The short answer is "no".
I've used Meteor.js in production, and also looked for the same when getting into CLJ(S). The closest I'm aware of are:
- Datsync
- Uses Datomic and Datoms as the sync protocol
- Seems to be alpha
- Fulcro
- Has help for optimistic updates, but not direct data sync like Meteor has with Minimongo, closer to Meteor methods (ie a client and server implementation of the same call)
- Production-ready, widely used
Why hasn't a Meteor-killer hasn't been written in CLJ(S)?
- It's hard to do (at all, performantly)
- The company behind Meteor raised tens of millions of dollars over the last decade to work in this space and still didn't resolve all the scalability or semantic rough edges in the data sync design
- The datastores Clojure people tend to use (Datomic or relational) likely make data sync even harder, and certainly quite different (it wouldn't be a port from Meteor's implementation).

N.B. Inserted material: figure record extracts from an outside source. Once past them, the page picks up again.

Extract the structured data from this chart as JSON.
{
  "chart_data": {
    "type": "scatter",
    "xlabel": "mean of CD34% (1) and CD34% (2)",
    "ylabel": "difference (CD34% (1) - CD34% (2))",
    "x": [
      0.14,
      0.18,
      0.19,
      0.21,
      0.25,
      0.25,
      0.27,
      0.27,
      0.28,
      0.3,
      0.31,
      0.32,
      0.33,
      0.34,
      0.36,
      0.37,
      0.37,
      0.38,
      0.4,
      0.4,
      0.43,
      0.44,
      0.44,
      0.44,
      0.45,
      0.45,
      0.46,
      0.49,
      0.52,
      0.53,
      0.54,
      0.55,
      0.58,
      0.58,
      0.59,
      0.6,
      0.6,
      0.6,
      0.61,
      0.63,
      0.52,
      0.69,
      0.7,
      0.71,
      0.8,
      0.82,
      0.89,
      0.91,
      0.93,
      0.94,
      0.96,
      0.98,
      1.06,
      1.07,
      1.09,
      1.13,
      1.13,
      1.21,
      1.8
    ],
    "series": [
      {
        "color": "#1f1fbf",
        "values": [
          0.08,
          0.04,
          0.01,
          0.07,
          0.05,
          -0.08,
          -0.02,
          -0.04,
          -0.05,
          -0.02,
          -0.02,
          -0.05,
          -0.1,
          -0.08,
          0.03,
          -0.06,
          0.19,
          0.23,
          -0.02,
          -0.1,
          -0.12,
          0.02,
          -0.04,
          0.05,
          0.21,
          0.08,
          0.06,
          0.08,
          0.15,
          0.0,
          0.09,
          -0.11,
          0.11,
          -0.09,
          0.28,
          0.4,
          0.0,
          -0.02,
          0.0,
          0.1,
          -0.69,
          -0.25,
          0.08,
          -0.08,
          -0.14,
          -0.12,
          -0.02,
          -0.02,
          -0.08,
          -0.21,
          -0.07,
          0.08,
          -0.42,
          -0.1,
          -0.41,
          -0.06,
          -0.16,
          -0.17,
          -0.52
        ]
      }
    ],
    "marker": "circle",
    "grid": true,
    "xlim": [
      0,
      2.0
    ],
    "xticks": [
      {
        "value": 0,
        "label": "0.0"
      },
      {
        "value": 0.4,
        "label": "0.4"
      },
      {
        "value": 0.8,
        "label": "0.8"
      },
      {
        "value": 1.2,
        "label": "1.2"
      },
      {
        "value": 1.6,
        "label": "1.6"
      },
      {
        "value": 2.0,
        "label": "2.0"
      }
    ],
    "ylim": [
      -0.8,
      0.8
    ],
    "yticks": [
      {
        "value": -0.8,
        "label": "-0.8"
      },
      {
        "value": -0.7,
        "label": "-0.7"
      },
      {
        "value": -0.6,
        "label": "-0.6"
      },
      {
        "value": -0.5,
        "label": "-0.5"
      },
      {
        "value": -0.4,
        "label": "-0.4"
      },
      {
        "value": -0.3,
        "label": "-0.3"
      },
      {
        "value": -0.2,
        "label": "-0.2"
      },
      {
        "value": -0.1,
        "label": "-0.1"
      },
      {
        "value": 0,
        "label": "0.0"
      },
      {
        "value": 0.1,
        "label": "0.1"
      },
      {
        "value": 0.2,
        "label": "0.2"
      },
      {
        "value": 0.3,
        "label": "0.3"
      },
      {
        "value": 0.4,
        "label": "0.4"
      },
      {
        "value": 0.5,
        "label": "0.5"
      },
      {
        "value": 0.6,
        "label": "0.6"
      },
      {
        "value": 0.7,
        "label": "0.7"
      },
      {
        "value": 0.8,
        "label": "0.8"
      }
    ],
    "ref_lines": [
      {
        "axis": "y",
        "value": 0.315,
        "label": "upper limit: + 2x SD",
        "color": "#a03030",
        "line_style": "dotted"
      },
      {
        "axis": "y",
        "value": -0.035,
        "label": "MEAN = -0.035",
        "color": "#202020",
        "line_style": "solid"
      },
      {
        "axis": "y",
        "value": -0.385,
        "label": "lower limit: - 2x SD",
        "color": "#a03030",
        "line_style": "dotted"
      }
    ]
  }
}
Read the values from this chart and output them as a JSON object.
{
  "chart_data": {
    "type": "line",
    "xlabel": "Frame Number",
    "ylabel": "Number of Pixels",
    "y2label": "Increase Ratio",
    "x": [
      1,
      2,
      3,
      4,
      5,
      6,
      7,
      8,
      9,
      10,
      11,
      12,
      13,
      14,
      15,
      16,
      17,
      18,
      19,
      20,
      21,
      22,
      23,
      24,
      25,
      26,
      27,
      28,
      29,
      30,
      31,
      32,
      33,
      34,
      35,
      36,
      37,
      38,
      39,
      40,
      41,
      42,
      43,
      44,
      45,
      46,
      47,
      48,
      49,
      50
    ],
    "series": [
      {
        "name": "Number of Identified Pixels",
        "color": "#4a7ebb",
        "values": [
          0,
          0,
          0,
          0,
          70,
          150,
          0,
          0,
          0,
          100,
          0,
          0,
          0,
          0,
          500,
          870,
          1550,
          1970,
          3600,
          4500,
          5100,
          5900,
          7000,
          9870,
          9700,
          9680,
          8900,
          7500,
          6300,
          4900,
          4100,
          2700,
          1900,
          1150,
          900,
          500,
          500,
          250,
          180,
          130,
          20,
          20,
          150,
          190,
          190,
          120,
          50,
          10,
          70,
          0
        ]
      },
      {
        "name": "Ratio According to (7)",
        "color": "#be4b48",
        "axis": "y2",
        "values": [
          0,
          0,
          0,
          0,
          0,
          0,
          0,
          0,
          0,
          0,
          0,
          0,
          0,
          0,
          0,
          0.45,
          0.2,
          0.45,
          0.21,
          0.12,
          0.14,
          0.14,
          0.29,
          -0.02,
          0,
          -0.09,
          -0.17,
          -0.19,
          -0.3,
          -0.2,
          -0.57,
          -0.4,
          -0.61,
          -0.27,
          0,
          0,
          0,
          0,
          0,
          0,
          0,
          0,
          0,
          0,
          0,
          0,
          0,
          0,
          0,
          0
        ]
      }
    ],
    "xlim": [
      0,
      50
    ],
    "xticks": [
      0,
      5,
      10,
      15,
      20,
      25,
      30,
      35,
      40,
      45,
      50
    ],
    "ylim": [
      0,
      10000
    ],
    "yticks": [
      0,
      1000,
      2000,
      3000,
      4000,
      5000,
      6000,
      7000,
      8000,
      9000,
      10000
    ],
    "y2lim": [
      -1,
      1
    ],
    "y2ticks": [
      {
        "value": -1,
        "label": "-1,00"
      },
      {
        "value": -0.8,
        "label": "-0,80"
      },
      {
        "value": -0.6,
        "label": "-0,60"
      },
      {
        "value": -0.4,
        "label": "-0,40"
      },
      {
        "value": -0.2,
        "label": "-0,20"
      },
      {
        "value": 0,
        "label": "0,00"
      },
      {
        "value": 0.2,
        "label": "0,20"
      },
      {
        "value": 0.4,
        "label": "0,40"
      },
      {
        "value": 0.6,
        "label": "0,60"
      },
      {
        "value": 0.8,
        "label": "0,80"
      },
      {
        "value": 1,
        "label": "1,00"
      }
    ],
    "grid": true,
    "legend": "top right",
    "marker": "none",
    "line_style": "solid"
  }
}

- Clojure developers tend to prefer assembling a system around the needs of a particular problem/solution/requirement rather than assembling a solution around a particular feature/framework (eg Mongo documents that sync full-stack).
People are still thinking about this though, both inside the Clojure community and out. Check out:
The only meaningful way to compare is to consider them both in your context. I remember giving up Meteor's magic felt significant at the time but haven't found myself wanting to go back. I see it as trading magic for simplicity and flexibility.